Tuesday, November 18, 2008

Why Product Development Takes Too Long--and How To Accelerate It Effectively!

While new product development in some industries (such as computers and consumer electronics) occurs at dizzying speed, other industries seem to move at a snail’s pace. Developing products such as new drugs, new energy sources, engines, transmissions, aircraft, and military equipment takes an exceedingly long time.

Lengthy development processes not only reduce companies’ profitability, they deprive us access to life-saving cures and energy independence! Most R&D and Product Development processes do not utilize the many optimization methods that exist – methods that not only speed up the process drastically, but also result in optimal solutions (safe, reliable and robust products).

Typical Product Development efforts often include:

• Haphazard and wasteful “trial and error” approaches to evaluating design alternatives

• Inappropriate comparison methods (not statistically based) when evaluating alternatives—inadequate analysis

• A significant amount of guessing or “judgment” is used for decisions regarding materials, dimensions, processing steps, and other important product details

• Inadequate reliability testing is done to ensure products will perform over time in the conditions that products will encounter

• In some cases, products are over-designed (at a higher cost) due to the uncertainty from lack of knowledge

• Testing or experimentation which does NOT generate predictive models to identify optimal solutions

All of the above points contribute to lengthy and often unsuccessful development efforts. Additional outcomes often include products that are not reliable, competitive, desired, effective, or safe.

Optimal solutions (meeting all product requirements at the lowest overall cost) are rarely stumbled upon by chance—that is, trial and error. The fact that products must simultaneously satisfy multiple requirements (what good is a rechargeable battery that goes 500 miles between charges but occasionally catches fire?) makes finding optimal solutions even more difficult.

What Can Be Done

Fortunately, help is available. Academics have produced a plethora of mathematical and statistical methods to quickly evaluate an infinite set of combinations and find optimums. While you may be thinking of computer simulations that may or may not capture reality, we are not. Instead, we refer to acquiring actual data (physical data) from the judicious and strategic testing of products.

Most industry professionals are unaware of these methods. This is extremely disturbing—especially given challenges such as cancer, the quest for alternative energy sources, and the survival of some of our economically important industries.

Researchers may be highly trained in subjects such as chemistry, physics, biology, medicine, and engineering, but they are typically not armed with strong quantitative and optimization backgrounds. As a result, they do not apply advanced mathematical methods to aid them in their research. However, by pairing scientists and engineers with talented applied mathematicians, critical discoveries and solutions could be achieved quickly.

Design of Experiments (DOE)

Applied mathematicians with specialties in optimization can significantly reduce product development time via numerous quantitative techniques. One of the many useful techniques is Design of Experiments (often referred to as “DOE”).

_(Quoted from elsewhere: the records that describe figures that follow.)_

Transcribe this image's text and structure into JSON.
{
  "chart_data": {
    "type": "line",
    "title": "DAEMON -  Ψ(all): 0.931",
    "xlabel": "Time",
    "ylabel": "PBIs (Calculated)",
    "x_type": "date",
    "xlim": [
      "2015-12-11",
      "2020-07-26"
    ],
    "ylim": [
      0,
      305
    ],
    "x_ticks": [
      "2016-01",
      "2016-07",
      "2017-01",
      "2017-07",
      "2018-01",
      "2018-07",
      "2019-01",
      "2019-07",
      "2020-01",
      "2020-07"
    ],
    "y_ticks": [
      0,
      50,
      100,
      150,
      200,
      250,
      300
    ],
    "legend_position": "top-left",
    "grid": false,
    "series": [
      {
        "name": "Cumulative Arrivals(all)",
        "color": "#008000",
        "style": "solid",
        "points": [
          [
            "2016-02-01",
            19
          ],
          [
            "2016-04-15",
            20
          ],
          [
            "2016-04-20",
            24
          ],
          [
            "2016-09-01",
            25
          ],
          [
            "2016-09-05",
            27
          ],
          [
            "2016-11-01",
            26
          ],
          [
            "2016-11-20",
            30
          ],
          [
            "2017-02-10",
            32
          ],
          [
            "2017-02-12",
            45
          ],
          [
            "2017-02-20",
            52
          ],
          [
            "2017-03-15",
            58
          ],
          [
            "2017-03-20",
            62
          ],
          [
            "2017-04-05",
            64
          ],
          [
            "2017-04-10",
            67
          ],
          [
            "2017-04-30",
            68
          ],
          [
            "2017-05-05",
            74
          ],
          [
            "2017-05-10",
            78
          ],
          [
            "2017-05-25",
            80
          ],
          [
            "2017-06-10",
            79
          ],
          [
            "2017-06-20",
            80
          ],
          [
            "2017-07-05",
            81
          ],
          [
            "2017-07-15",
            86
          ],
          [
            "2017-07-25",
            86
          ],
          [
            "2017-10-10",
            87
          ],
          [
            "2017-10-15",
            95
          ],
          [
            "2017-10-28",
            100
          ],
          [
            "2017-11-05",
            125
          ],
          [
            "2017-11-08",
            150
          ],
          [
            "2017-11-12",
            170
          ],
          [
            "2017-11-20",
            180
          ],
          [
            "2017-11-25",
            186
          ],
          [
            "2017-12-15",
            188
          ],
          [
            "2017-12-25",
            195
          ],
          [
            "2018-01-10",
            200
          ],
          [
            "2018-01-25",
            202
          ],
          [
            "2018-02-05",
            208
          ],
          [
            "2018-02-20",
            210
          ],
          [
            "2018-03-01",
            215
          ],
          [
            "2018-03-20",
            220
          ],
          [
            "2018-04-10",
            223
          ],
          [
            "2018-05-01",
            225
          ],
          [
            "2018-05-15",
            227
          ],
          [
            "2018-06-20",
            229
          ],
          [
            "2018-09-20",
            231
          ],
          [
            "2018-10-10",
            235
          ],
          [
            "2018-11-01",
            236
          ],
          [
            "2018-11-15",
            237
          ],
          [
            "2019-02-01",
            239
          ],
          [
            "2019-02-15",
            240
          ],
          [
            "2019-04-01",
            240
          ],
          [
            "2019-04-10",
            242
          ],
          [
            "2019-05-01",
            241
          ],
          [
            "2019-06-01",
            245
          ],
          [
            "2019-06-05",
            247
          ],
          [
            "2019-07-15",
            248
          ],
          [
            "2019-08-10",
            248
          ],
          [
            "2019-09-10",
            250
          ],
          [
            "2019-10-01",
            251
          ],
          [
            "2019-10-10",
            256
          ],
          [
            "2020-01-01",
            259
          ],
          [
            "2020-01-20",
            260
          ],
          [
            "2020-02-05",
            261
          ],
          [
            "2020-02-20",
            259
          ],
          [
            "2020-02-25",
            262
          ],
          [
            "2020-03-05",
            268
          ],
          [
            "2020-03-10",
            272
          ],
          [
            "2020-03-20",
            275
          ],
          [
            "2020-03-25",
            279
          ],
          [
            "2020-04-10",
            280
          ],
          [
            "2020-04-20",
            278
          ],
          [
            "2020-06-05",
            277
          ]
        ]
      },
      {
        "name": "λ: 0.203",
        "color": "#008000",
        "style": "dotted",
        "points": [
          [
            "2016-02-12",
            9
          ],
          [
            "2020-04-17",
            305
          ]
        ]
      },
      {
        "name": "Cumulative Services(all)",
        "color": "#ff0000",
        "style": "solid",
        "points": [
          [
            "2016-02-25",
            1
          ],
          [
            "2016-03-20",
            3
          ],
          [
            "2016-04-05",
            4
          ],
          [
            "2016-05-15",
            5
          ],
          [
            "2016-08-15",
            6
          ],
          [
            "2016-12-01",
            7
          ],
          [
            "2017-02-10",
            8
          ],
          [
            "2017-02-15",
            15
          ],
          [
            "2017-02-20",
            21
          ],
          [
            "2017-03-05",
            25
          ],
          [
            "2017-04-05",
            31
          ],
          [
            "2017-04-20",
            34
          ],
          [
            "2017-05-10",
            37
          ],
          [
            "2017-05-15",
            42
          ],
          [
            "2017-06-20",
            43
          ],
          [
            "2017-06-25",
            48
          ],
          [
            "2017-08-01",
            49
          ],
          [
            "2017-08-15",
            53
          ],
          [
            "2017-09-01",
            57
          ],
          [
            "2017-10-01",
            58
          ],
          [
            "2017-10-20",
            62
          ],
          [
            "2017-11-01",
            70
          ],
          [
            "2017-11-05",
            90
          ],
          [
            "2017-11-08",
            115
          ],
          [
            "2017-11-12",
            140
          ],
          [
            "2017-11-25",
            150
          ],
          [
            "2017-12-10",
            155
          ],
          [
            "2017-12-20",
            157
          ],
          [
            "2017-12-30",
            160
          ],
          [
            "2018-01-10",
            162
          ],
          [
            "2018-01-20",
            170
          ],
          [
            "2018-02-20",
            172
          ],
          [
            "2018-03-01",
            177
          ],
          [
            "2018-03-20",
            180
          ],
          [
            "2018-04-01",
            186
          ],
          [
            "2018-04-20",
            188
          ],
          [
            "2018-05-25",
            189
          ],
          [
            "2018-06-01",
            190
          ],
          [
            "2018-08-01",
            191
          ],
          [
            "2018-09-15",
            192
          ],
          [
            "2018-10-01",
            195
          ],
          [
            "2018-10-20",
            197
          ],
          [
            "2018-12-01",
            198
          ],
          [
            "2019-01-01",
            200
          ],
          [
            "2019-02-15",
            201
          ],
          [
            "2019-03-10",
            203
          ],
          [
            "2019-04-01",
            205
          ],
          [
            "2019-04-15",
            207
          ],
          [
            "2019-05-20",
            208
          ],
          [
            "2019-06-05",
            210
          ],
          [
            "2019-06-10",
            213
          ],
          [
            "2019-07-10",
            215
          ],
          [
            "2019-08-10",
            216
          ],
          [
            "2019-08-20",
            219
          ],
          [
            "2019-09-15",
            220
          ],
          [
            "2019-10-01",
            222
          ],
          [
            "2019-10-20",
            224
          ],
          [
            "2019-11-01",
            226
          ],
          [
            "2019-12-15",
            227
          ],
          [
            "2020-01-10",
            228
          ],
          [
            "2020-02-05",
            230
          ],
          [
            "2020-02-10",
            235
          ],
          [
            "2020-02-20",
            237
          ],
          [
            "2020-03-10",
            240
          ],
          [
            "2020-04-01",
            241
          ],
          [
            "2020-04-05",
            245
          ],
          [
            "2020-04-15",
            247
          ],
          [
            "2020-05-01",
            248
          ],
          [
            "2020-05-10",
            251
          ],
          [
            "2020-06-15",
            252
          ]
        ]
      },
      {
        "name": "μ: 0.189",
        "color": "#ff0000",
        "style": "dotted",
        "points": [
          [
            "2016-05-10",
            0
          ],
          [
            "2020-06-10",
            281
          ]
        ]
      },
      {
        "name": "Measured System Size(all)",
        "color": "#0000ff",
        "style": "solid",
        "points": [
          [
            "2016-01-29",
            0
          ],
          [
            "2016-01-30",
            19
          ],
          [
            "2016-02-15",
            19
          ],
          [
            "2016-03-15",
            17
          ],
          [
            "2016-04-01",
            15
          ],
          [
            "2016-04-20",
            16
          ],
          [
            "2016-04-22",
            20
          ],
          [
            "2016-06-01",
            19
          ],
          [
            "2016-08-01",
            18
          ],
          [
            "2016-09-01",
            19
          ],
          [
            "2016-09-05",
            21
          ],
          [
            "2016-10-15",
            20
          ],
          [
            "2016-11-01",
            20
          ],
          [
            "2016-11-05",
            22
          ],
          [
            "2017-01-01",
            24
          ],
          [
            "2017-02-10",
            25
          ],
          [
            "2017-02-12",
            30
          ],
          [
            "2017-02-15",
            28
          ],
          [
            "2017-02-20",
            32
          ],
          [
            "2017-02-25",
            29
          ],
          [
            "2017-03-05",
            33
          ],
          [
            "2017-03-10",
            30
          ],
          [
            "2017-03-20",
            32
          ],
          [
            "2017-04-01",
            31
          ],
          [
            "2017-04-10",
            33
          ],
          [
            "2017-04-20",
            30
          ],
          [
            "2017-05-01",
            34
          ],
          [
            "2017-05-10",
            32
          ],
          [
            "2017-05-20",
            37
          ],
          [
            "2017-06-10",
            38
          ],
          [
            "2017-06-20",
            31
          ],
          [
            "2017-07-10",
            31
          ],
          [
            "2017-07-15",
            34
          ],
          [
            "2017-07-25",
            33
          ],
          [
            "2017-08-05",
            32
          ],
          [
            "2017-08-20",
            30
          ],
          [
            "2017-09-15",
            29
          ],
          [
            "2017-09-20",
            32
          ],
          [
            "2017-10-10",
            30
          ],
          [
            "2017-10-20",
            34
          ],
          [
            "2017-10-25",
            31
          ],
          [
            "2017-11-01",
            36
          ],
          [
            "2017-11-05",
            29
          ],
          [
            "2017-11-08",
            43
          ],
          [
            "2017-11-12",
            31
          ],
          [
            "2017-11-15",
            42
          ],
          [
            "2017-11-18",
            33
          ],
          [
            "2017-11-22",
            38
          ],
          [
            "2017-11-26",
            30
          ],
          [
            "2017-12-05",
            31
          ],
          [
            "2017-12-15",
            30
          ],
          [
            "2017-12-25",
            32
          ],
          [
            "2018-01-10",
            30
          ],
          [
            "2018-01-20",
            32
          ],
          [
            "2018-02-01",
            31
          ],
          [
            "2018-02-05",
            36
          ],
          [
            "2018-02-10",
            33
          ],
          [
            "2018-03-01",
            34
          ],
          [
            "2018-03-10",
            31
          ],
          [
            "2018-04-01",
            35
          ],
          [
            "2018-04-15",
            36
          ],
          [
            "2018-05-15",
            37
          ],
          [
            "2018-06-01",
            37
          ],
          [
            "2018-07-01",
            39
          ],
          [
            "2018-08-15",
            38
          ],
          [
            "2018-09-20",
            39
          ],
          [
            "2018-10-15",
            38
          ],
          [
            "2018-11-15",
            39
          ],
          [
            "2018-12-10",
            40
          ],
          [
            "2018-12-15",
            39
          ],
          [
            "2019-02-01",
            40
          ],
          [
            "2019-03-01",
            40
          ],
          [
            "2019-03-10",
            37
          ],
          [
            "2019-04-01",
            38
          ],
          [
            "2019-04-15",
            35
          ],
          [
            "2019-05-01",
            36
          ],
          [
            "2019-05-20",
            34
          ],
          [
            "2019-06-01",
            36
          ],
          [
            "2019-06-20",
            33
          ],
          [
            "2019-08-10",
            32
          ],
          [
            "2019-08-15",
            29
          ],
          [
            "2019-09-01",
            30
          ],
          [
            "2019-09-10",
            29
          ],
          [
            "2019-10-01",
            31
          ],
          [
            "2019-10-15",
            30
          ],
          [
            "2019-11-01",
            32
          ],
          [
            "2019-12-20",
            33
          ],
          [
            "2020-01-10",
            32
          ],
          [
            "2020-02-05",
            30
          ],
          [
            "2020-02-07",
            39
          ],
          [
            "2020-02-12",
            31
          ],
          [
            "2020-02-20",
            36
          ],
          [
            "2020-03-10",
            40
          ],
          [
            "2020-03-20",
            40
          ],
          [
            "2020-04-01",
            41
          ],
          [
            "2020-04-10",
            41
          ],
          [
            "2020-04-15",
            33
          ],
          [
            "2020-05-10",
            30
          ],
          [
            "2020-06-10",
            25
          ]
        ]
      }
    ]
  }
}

Unfortunately, most DOE approaches (and efforts) are unsuccessful, and most do not produce effective predictive models. However, when applied correctly, DOE results in powerful predictive models that predict product performance as a function of relevant design choices. The predictive models also empower researchers to determine how changes in inputs (e.g. specifications) impact product performance.

A critical feature of these models is that they describe the effect of interactions between various inputs (where the effect of one factor depends on yet another factor). The functional forms can be non-linear—which is important since much physical behavior is not linear. Ultimately, mathematical models can be used to identify optimal solutions, and these may be validated with strategic follow-up testing.

Future blogs will delve into the use (and misuse) of DOE in practice as well as other techniques for accelerating product development to produce superior products and new technologies. Pharmaceutical R&D (and other formulation problems) have unique challenges—and while traditional DOE does not apply (due to many constraints on formulation problems), Mixture Experiments definitely apply—and offer tremendous benefits.

The question is whether scientists and engineers will welcome mathematicians in their quest for crucial innovations. Einstein did…but will today’s researchers?